As The Observer noted yesterday, retail rents soared recently to more than $1,700 per square foot in Times Square. Whoo hoo. Break out the Champagne because it’s New Year’s in November, baby!
But here comes the Post‘s Steve Cuozzo to crash our party:
Manhattan’s widespread, chronic store vacancies are far more numerous than in other major world cities and were so even before the financial crash two years ago. But the culture of self-congratulation in the retail-leasing industry is so entrenched, it’s almost impossible to get an acknowledgement of how dysfunctional our retail climate can seem to even casual observers.
[…]At many prominent locations, stores remain vacant for years, lending an air of defeat. Think of the Eighth Avenue side of the new Hearst tower; the former Times Square Theater on West 42nd Street, where Marc Ecko walked away from a deal after tying up the site for four years; and huge spaces in the Flatiron district that have stood dark seemingly forever.
REBNY counts 110 million square feet of Manhattan retail space.
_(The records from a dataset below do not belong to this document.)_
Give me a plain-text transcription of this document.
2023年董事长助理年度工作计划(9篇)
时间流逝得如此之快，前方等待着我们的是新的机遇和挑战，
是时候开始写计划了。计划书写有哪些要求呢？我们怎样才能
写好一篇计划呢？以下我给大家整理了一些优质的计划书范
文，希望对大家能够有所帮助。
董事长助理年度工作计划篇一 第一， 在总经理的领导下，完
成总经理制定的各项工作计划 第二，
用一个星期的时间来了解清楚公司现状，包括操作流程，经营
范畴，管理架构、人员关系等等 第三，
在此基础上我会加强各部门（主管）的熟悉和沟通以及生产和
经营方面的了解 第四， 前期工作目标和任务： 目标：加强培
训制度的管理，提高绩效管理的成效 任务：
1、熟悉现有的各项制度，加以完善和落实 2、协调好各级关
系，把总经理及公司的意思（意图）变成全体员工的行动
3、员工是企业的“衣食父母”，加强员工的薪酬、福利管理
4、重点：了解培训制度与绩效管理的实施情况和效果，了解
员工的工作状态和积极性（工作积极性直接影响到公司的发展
Yet — strangely for a trade organization so statistically astute — it doesn’t cite a vacancy rate.
We’d guess that’s at least 12 percent overall and far higher in certain parts of town — astonishing in a city blessed with incalculably wealthy shoppers and probably the heaviest sidewalk traffic in the Western world.
When we talked to REBNY yesterday, VP Michael Slattery insisted that vacancies were less of a factor than one might think, and rents still show that Manhattan retailing may not be as bad as it could be.
But at the same time, Cuozzo points to the lack of similar issues in London, that perenial adversary nipping out our Yankee heels. Perhaps instead of patting ourselves on the back and pouring another round of drinks, it is time to get serious and solve this problem.